Bournemouth were a Premier League club then too, albeit only just; that deal was inked four months into a first season back in the top flight after two years away. Three years on, Bournemouth might not be totally free from the fear of relegation, but they’ve certainly advanced as a club.
Even so, there’s a ceiling to their valuation in the current guise. That’s a byproduct of the spectre of dropping out of the Premier League — something most teams in the division are only one bad season away from — but also the club’s current infrastructure, or relative lack thereof. Their Vitality Stadium home holds just 11,307 spectators, comfortably the league’s lowest capacity.
Black Knight has overseen some impressive player trading in its short time in charge, and there has been longer-term work done, too. A new training ground finally opened in March this year, having first been announced in 2017; the pandemic waylaid plans under Demin but they got kickstarted under Foley. More broadly, he and Black Knight operate a multi-club structure, with Bournemouth its clear centrepiece.

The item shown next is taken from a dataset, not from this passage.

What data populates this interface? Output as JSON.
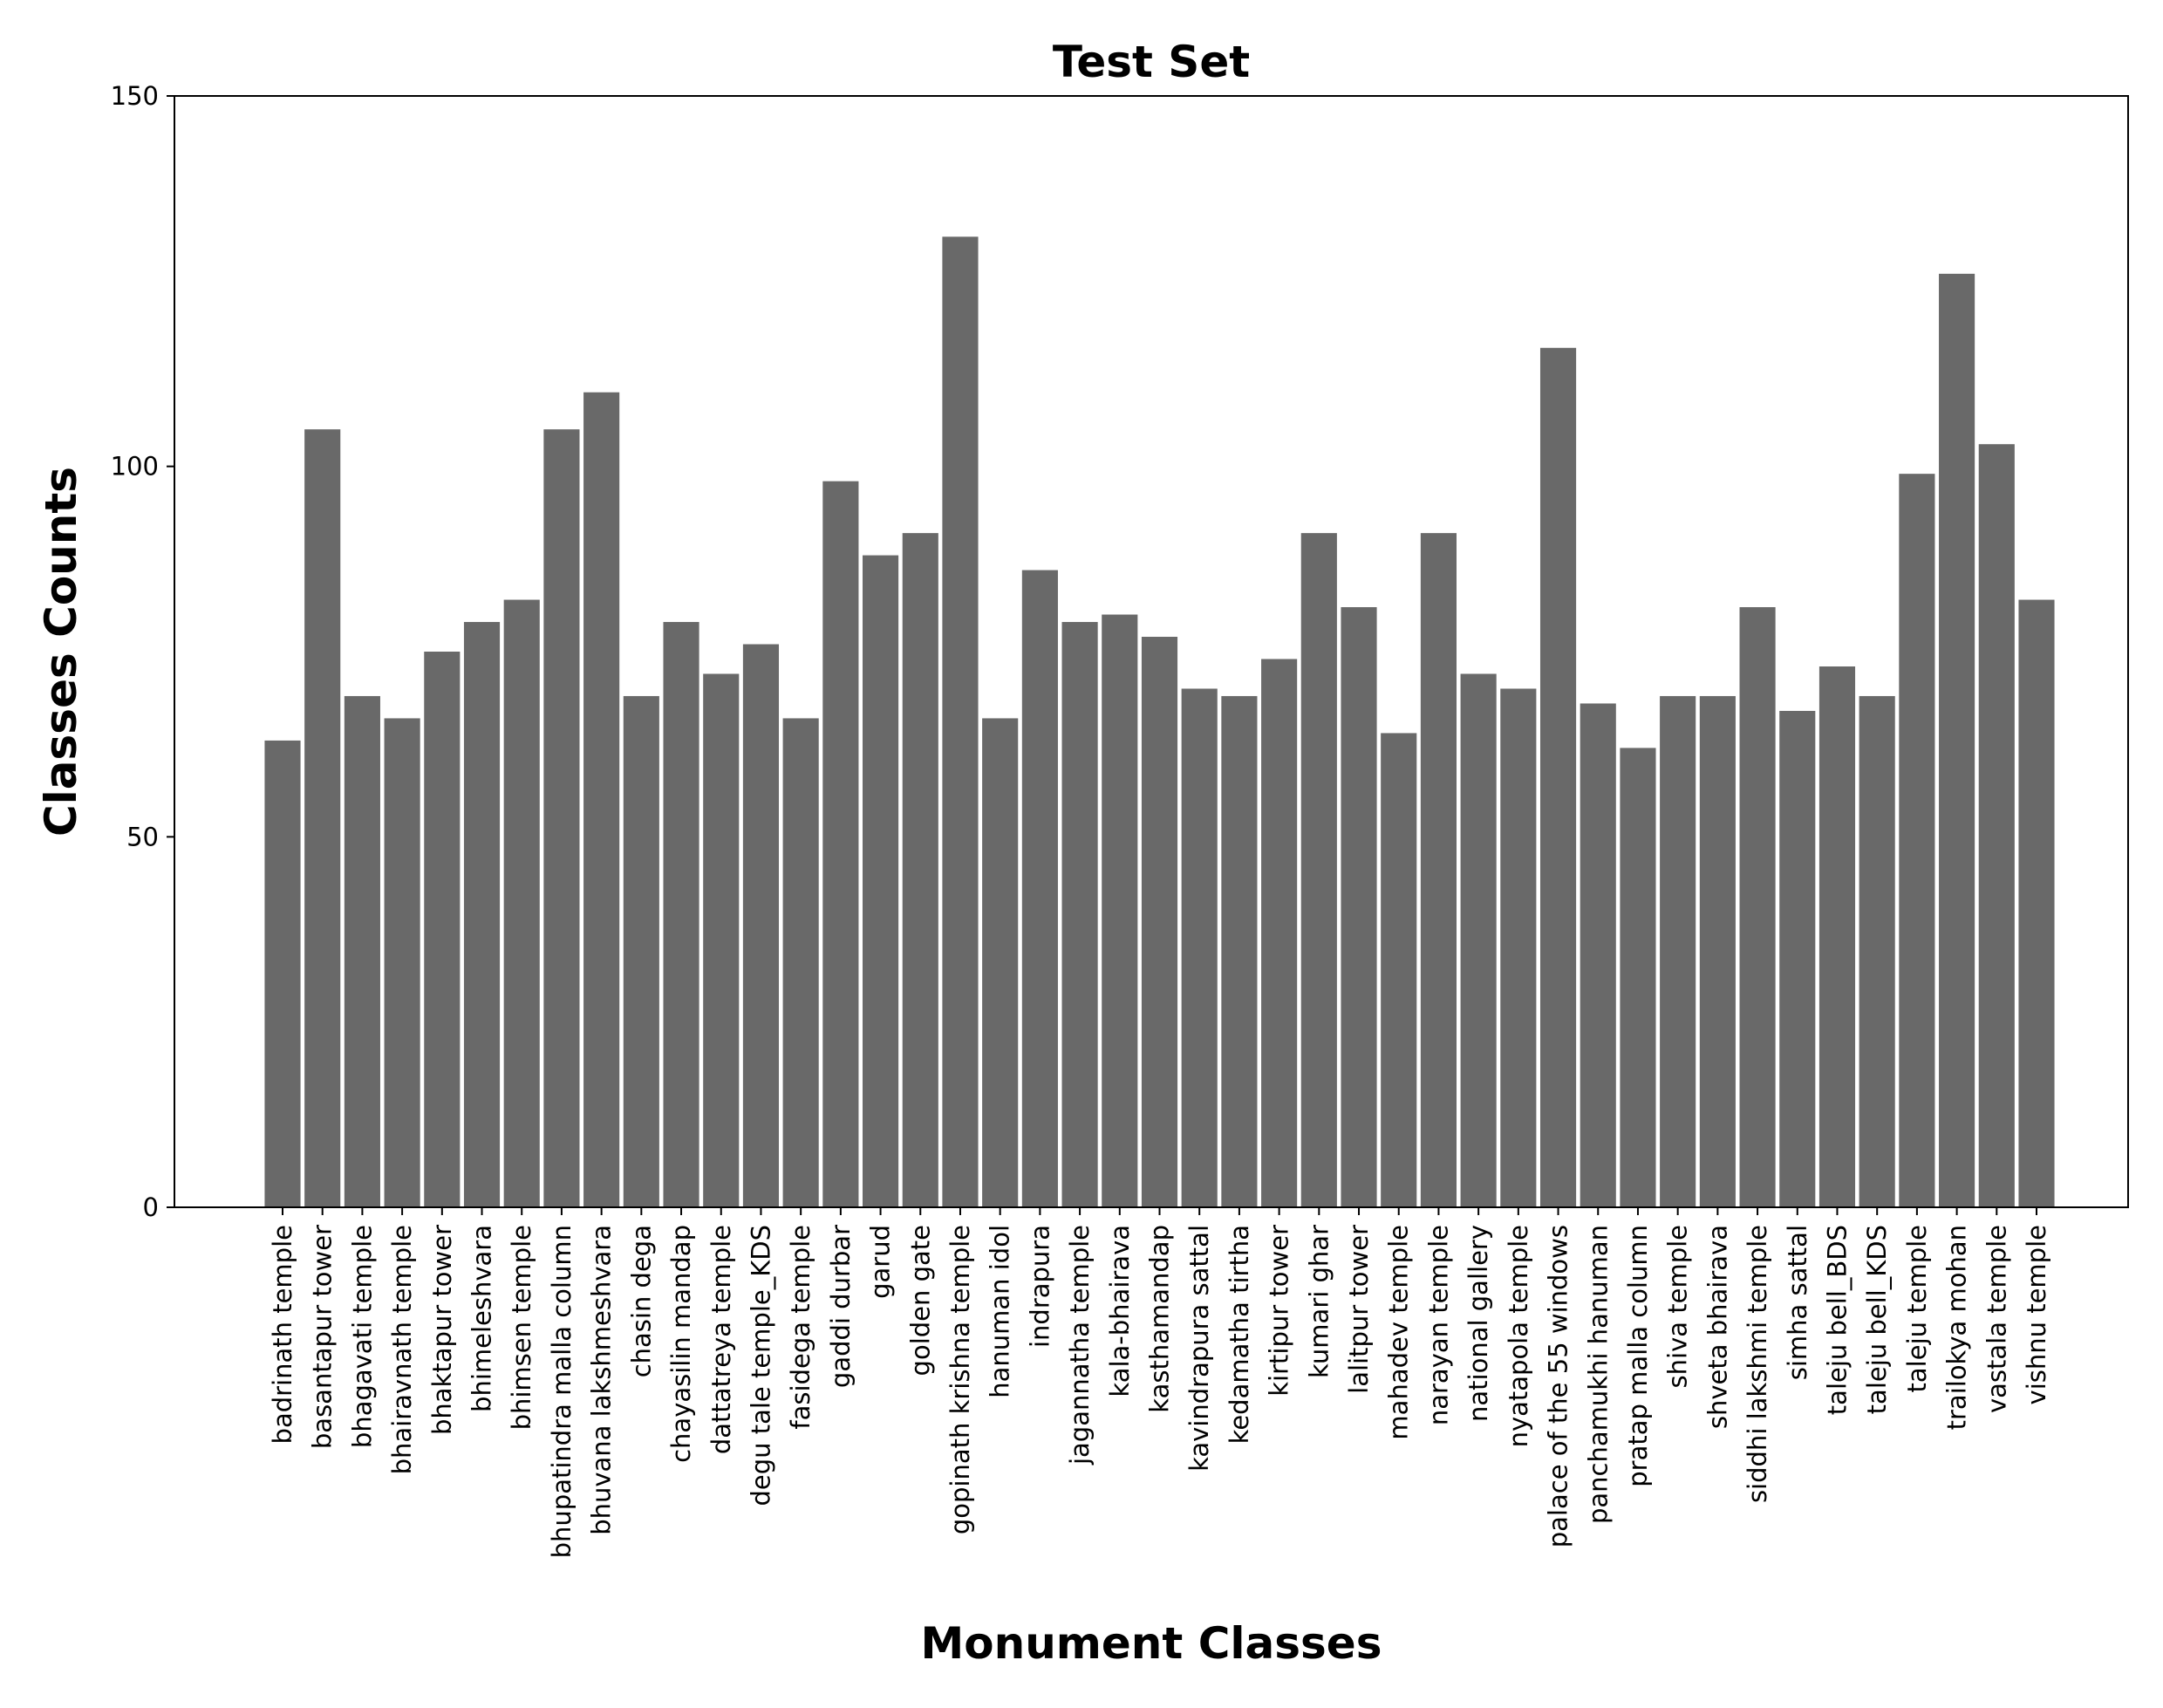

Plans to nearly double their stadium’s capacity to 20,200 were unveiled this summer, with the works hoped to be finished ahead of the 2027-28 season. Getting that done and building out the club’s hospitality offering — another stated Black Knight aim — will help further enhance the value of a club who, while low relative to their peers, are steadily growing.
Burnley (£200m-£220m)
Burnley were taken over by ALK Capital in December 2020 in a £150million deal that sought to enhance the commerciality of a club who repeatedly had to punch above their own weight. Two relegations and two promotions since, and another relegation battle this season, make it difficult to argue Burnley’s value has been especially enhanced under their new owners, at least not yet.
By most measures, Burnley’s valuation as a current Premier League club probably sits around the £200million mark. Their Turf Moor home stadium is charming but old, even as a programme to install over 1,100 square metres of digital advertising displays has been completed under ALK.
Until they can both steer themselves northward of top-flight relegation battles with confidence and bring about more substantial infrastructure improvements, it is hard to see Burnley’s value rising much further.